Rewriting $f(x) = 2x^3+7x^2-14x-40$ as the product of three linear factors

Question

I'm self-studying from Stroud & Booth's amazing "Engineering Mathematics" and I am stuck on factorizing a particular polynomial to a product of three linear factors. Through the trial-and-error method, I've gotten that the factors are $(x+2)$ and $(x+4)$ (although, it is my understanding that only quadratic polynomials are candidate for looking for multiple factors in this way, in case the factor isn't already given).

I've been banging my head against this, and gotten a different result every time, and the best I could come up with is: $$(x+1)(x+4)(2x+5).$$

It just seems that every time I try it out, a different result comes out.

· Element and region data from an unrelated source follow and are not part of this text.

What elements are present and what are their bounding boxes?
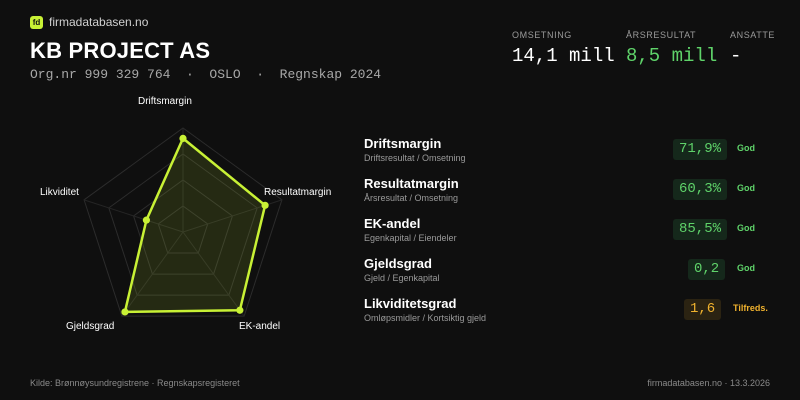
footer-site-date: firmadatabasen.no · 13.3.2026 — [647, 378, 770, 388]
metric-rating: God — [737, 143, 755, 153]
metric-subtitle: Driftsresultat / Omsetning — [364, 153, 466, 163]
metric-subtitle: Årsresultat / Omsetning — [364, 193, 459, 203]
metric-value: 1,6 — [684, 299, 722, 320]
metric-row-resultatmargin: Resultatmargin Årsresultat / Omsetning 6… — [364, 176, 784, 212]
metric-value: 0,2 — [688, 259, 726, 280]
metric-title: Resultatmargin — [364, 176, 459, 191]
metric-rating: Tilfreds. — [733, 303, 768, 313]
metric-value: 60,3% — [673, 179, 728, 200]
metric-subtitle: Omløpsmidler / Kortsiktig gjeld — [364, 313, 487, 323]
stat-label: OMSETNING — [512, 30, 572, 40]
stat-value: - — [730, 45, 742, 67]
stat-label: ANSATTE — [730, 30, 776, 40]
radar-point-driftsmargin — [179, 134, 187, 142]
stat-value: 14,1 mill — [512, 45, 615, 67]
brand-name: firmadatabasen.no — [49, 15, 149, 29]
footer-source: Kilde: Brønnøysundregistrene · Regnskaps… — [30, 378, 240, 388]
radar-label-resultatmargin: Resultatmargin — [264, 187, 332, 198]
radar-spoke — [83, 199, 184, 233]
metric-rating: God — [737, 223, 755, 233]
stat-omsetning: OMSETNING 14,1 mill — [512, 30, 615, 67]
metric-row-gjeldsgrad: Gjeldsgrad Gjeld / Egenkapital 0,2 God — [364, 256, 784, 292]
company-name: KB PROJECT AS — [30, 38, 211, 63]
radar-spoke — [182, 231, 245, 317]
brand-logo-icon: fd — [30, 15, 43, 29]
radar-label-driftsmargin: Driftsmargin — [138, 96, 192, 107]
stat-label: ÅRSRESULTAT — [626, 30, 697, 40]
stat-value: 8,5 mill — [626, 45, 718, 67]
metric-subtitle: Gjeld / Egenkapital — [364, 273, 440, 283]
metric-subtitle: Egenkapital / Eiendeler — [364, 233, 457, 243]
radar-label-likviditet: Likviditet — [40, 187, 79, 198]
radar-grid-ring — [83, 127, 283, 317]
metric-value: 85,5% — [673, 219, 728, 240]
metric-row-ek-andel: EK-andel Egenkapital / Eiendeler 85,5% G… — [364, 216, 784, 252]
radar-point-resultatmargin — [261, 201, 269, 209]
metric-title: Gjeldsgrad — [364, 256, 432, 271]
radar-label-ek-andel: EK-andel — [239, 321, 281, 332]
metric-title: Driftsmargin — [364, 136, 442, 151]
radar-point-likviditet — [142, 216, 151, 224]
brand: fd firmadatabasen.no — [30, 15, 148, 29]
radar-grid-ring — [108, 153, 258, 296]
radar-grid-ring — [132, 179, 234, 275]
stat-ansatte: ANSATTE - — [730, 30, 775, 67]
metric-row-driftsmargin: Driftsmargin Driftsresultat / Omsetning … — [364, 136, 784, 172]
metric-title: EK-andel — [364, 216, 421, 231]
radar-grid-ring — [157, 205, 209, 254]
radar-point-gjeldsgrad — [121, 308, 129, 316]
metric-value: 71,9% — [673, 139, 728, 160]
metric-row-likviditetsgrad: Likviditetsgrad Omløpsmidler / Kortsikti… — [364, 296, 784, 332]
radar-point-ek-andel — [236, 306, 244, 314]
metric-rating: God — [737, 183, 755, 193]
metric-title: Likviditetsgrad — [364, 296, 457, 311]
radar-label-gjeldsgrad: Gjeldsgrad — [66, 321, 115, 332]
radar-data-area — [123, 137, 267, 314]
metric-rating: God — [737, 263, 755, 273]
stat-arsresultat: ÅRSRESULTAT 8,5 mill — [626, 30, 717, 67]
radar-spoke — [121, 231, 184, 317]
company-meta: Org.nr 999 329 764 · OSLO · Regnskap 202… — [30, 67, 382, 82]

Can anybody help me out or give me some pointers? Generally I have this down pretty well, but this particular one is doing my head in.

Answer 1

It's actually $$2x^3+7x^2-14x-40=(2x\color{red}-5)(x+\color{red}2)(x+4)$$

Once you've identified that $(x+2)$ and $(x+4)$ are factors, use the polynomial long division to obtain the last factor.

Answer 2

Observe that $$2x^3+7x^2-14x-40 = (x+4) (2x^2-x-10).$$

Can you proceed now?

Answer 3

A general way to find such a factorization for a polynomial $p(x)$ of third degree is:

1) Try to find "by hand" a root of the polynomial: let's call it $a$.

2) Since $a$ is a root, (x-a) divides your polynomial. Hence you can write it as $p(x)=(x-a)(ax^2+bx+c)$. Now all you have to do is finding the roots of the second degree polynomial we just found.